The beauty of God in Zambia
With the blessing of good health, I managed to take advantage of my evening time and explored Zambia. I observed the lands inhabitants and found Africa enormously attractive with its colors, tastes, smells, wildlife, nature, culture, and especially its people.
The Zambians are a friendly, humble, and beautiful people who long for interaction and communication. They are peaceful, patient, and unhurried but it is their contentment that struck me the most. Their satisfaction in poverty left me utterly grateful to God and His providence in my life. God opened my eyes to see my self-centeredness, my soiled heart condition to desire worldly yet meaningless possessions.
My heart was ignited with passion and laden for the Zambian people, so I traded in my evening adventures and began working at a nearby school where I taught Bible stories to children.
Evidently, God was not only working in the lives around me but also in me.

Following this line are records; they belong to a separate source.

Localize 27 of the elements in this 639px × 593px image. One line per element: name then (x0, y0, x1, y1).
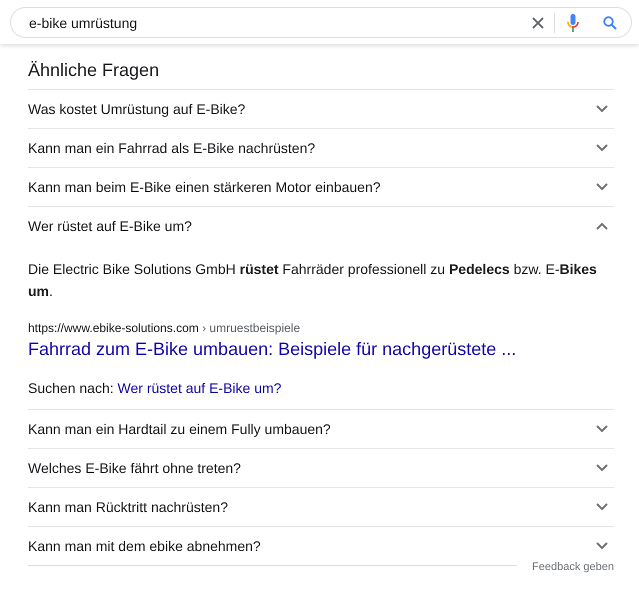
search-label: Suchen nach: (28, 380, 114, 396)
question-item[interactable]: Kann man Rücktritt nachrüsten? (28, 488, 614, 526)
chevron-down-icon (596, 425, 608, 433)
close-icon[interactable] (532, 16, 544, 28)
question-item[interactable]: Kann man ein Hardtail zu einem Fully umbauen? (28, 410, 614, 448)
search-field[interactable]: e-bike umrüstung (10, 7, 632, 38)
search-link[interactable]: Wer rüstet auf E-Bike um? (118, 380, 282, 396)
question-item[interactable]: Was kostet Umrüstung auf E-Bike? (28, 90, 614, 128)
chevron-down-icon (596, 542, 608, 550)
result-url: https://www.ebike-solutions.com (28, 321, 199, 335)
question-item[interactable]: Wer rüstet auf E-Bike um? (28, 207, 614, 245)
search-icon[interactable] (603, 16, 617, 30)
chevron-down-icon (596, 183, 608, 191)
question-item[interactable]: Welches E-Bike fährt ohne treten? (28, 449, 614, 487)
chevron-down-icon (596, 503, 608, 511)
section-heading: Ähnliche Fragen (28, 60, 160, 82)
result-path: › umruestbeispiele (202, 321, 300, 335)
question-item[interactable]: Kann man ein Fahrrad als E-Bike nachrüsten? (28, 129, 614, 167)
chevron-up-icon (596, 222, 608, 230)
question-item[interactable]: Kann man beim E-Bike einen stärkeren Motor einbauen? (28, 168, 614, 206)
microphone-icon[interactable] (567, 14, 579, 32)
chevron-down-icon (596, 105, 608, 113)
answer-text: Die Electric Bike Solutions GmbH rüstet Fahrräder professionell zu Pedelecs bzw. E-Bikes um. (28, 260, 598, 301)
chevron-down-icon (596, 144, 608, 152)
chevron-down-icon (596, 464, 608, 472)
search-query: e-bike umrüstung (29, 14, 138, 30)
result-title-link[interactable]: Fahrrad zum E-Bike umbauen: Beispiele für nachgerüstete ... (28, 336, 516, 362)
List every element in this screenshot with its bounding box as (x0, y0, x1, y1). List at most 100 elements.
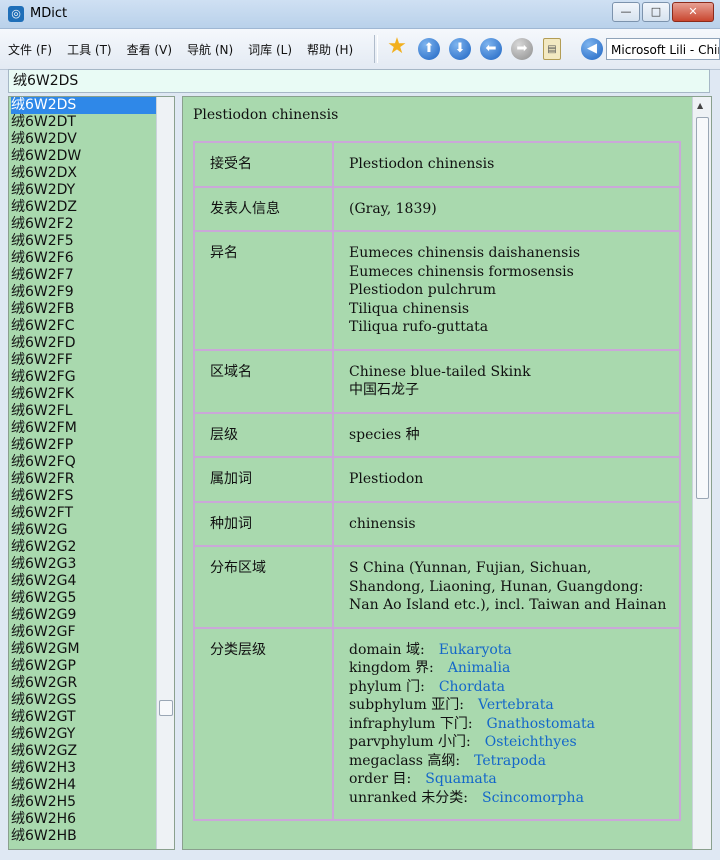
list-item[interactable]: 绒6W2F9 (11, 284, 157, 301)
list-item[interactable]: 绒6W2FF (11, 352, 157, 369)
taxonomy-link[interactable]: Animalia (448, 660, 511, 676)
taxonomy-row: parvphylum 小门: Osteichthyes (349, 733, 667, 752)
list-item[interactable]: 绒6W2H5 (11, 794, 157, 811)
list-item[interactable]: 绒6W2GF (11, 624, 157, 641)
list-item[interactable]: 绒6W2GZ (11, 743, 157, 760)
list-item[interactable]: 绒6W2DW (11, 148, 157, 165)
menu-item[interactable]: 帮助 (H) (307, 41, 353, 58)
taxonomy-link[interactable]: Chordata (439, 679, 505, 695)
taxonomy-link[interactable]: Scincomorpha (482, 790, 584, 806)
list-item[interactable]: 绒6W2FT (11, 505, 157, 522)
table-row: 种加词 chinensis (193, 500, 681, 547)
synonym-item: Plestiodon pulchrum (349, 282, 497, 298)
arrow-down-icon[interactable]: ⬇ (449, 38, 471, 60)
list-item[interactable]: 绒6W2F5 (11, 233, 157, 250)
arrow-up-icon[interactable]: ⬆ (418, 38, 440, 60)
favorite-star-icon[interactable]: ★ (386, 36, 408, 58)
list-item[interactable]: 绒6W2GR (11, 675, 157, 692)
list-item[interactable]: 绒6W2FP (11, 437, 157, 454)
definition-panel: Plestiodon chinensis 接受名 Plestiodon chin… (182, 96, 712, 850)
list-item[interactable]: 绒6W2GS (11, 692, 157, 709)
list-item[interactable]: 绒6W2FQ (11, 454, 157, 471)
list-item[interactable]: 绒6W2F2 (11, 216, 157, 233)
list-item[interactable]: 绒6W2GT (11, 709, 157, 726)
table-row: 接受名 Plestiodon chinensis (193, 141, 681, 188)
word-list: 绒6W2DS 绒6W2DT 绒6W2DV 绒6W2DW 绒6W2DX 绒6W2DY 绒6W2… (11, 97, 157, 845)
toolbar-separator (374, 35, 378, 63)
close-icon[interactable]: ✕ (672, 2, 714, 22)
scroll-thumb[interactable] (159, 700, 173, 716)
list-item[interactable]: 绒6W2DZ (11, 199, 157, 216)
table-row: 属加词 Plestiodon (193, 456, 681, 503)
list-item[interactable]: 绒6W2DX (11, 165, 157, 182)
taxonomy-row: order 目: Squamata (349, 770, 667, 789)
list-item[interactable]: 绒6W2GY (11, 726, 157, 743)
list-item[interactable]: 绒6W2FR (11, 471, 157, 488)
table-row: 层级 species 种 (193, 411, 681, 458)
accepted-name-value: Plestiodon chinensis (332, 141, 681, 188)
menu-item[interactable]: 导航 (N) (187, 41, 233, 58)
clipboard-icon[interactable]: ▤ (543, 38, 561, 60)
taxonomy-link[interactable]: Vertebrata (478, 697, 554, 713)
menu-item[interactable]: 文件 (F) (8, 41, 52, 58)
rank-value: species 种 (332, 411, 681, 458)
list-item[interactable]: 绒6W2FK (11, 386, 157, 403)
word-list-scrollbar[interactable] (156, 97, 174, 849)
menu-item[interactable]: 工具 (T) (67, 41, 112, 58)
scroll-thumb[interactable] (696, 117, 709, 499)
list-item[interactable]: 绒6W2DY (11, 182, 157, 199)
list-item[interactable]: 绒6W2HB (11, 828, 157, 845)
back-arrow-icon[interactable]: ⬅ (480, 38, 502, 60)
list-item[interactable]: 绒6W2GP (11, 658, 157, 675)
synonym-item: Eumeces chinensis formosensis (349, 263, 574, 280)
list-item[interactable]: 绒6W2FL (11, 403, 157, 420)
list-item[interactable]: 绒6W2FB (11, 301, 157, 318)
taxonomy-link[interactable]: Gnathostomata (487, 716, 595, 732)
list-item[interactable]: 绒6W2FD (11, 335, 157, 352)
scroll-up-icon[interactable]: ▲ (697, 101, 703, 110)
menu-item[interactable]: 词库 (L) (248, 41, 292, 58)
list-item[interactable]: 绒6W2DT (11, 114, 157, 131)
list-item[interactable]: 绒6W2H4 (11, 777, 157, 794)
taxonomy-label: 分类层级 (193, 626, 334, 821)
list-item[interactable]: 绒6W2GM (11, 641, 157, 658)
common-name-label: 区域名 (193, 348, 334, 414)
synonym-list: Eumeces chinensis daishanensis Eumeces ch… (332, 230, 681, 351)
voice-select[interactable]: Microsoft Lili - Chinese (606, 38, 720, 60)
list-item[interactable]: 绒6W2G3 (11, 556, 157, 573)
list-item[interactable]: 绒6W2H6 (11, 811, 157, 828)
list-item[interactable]: 绒6W2H3 (11, 760, 157, 777)
list-item[interactable]: 绒6W2F7 (11, 267, 157, 284)
distribution-label: 分布区域 (193, 545, 334, 629)
list-item[interactable]: 绒6W2G9 (11, 607, 157, 624)
accepted-name-label: 接受名 (193, 141, 334, 188)
list-item[interactable]: 绒6W2FS (11, 488, 157, 505)
list-item[interactable]: 绒6W2DV (11, 131, 157, 148)
list-item[interactable]: 绒6W2FG (11, 369, 157, 386)
minimize-icon[interactable]: — (612, 2, 640, 22)
taxonomy-link[interactable]: Osteichthyes (485, 734, 577, 750)
list-item[interactable]: 绒6W2G4 (11, 573, 157, 590)
menu-item[interactable]: 查看 (V) (127, 41, 172, 58)
definition-scrollbar[interactable]: ▲ (692, 97, 711, 849)
table-row: 分布区域 S China (Yunnan, Fujian, Sichuan, S… (193, 545, 681, 629)
list-item[interactable]: 绒6W2F6 (11, 250, 157, 267)
taxonomy-link[interactable]: Eukaryota (439, 642, 512, 658)
author-value: (Gray, 1839) (332, 185, 681, 232)
speaker-icon[interactable]: ◀ (581, 38, 603, 60)
taxonomy-rank: unranked 未分类: (349, 789, 468, 806)
taxonomy-rank: kingdom 界: (349, 660, 434, 676)
list-item[interactable]: 绒6W2DS (11, 97, 157, 114)
list-item[interactable]: 绒6W2G (11, 522, 157, 539)
maximize-icon[interactable]: □ (642, 2, 670, 22)
taxonomy-rank: megaclass 高纲: (349, 752, 461, 769)
list-item[interactable]: 绒6W2FM (11, 420, 157, 437)
list-item[interactable]: 绒6W2FC (11, 318, 157, 335)
synonym-label: 异名 (193, 230, 334, 351)
search-input[interactable]: 绒6W2DS (8, 69, 710, 93)
list-item[interactable]: 绒6W2G2 (11, 539, 157, 556)
list-item[interactable]: 绒6W2G5 (11, 590, 157, 607)
taxonomy-link[interactable]: Tetrapoda (474, 753, 546, 769)
taxonomy-link[interactable]: Squamata (425, 771, 497, 787)
forward-arrow-icon[interactable]: ➡ (511, 38, 533, 60)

The Holy Spirit filled my mouth with His words and enabled me to teach the children. As a result, there were 61 children that were receptive to the Gospel, desiring and acknowledging Christ as their personal Lord and Savior. It was an overwhelming and humbling occurrence which was entirely dictated and written by God.
I have since returned to my home in Grand Rapids, Michigan, where life’s toils entangle, but my journey to Africa has been an experience of life altering proportions.
My longing is to serve God with every breath I have. I do so not just by attending church, meeting in fellowship with other men, and studying God’s Word daily. Furthermore, I want to follow Christ’s example by investing my time in the lives of people around me.
Each day I wake up with purpose and I intentionally live a life of servanthood. Now I no longer strive after worldly wealth but after my Father’s heart. My journey to Zambia was a journey of the soul.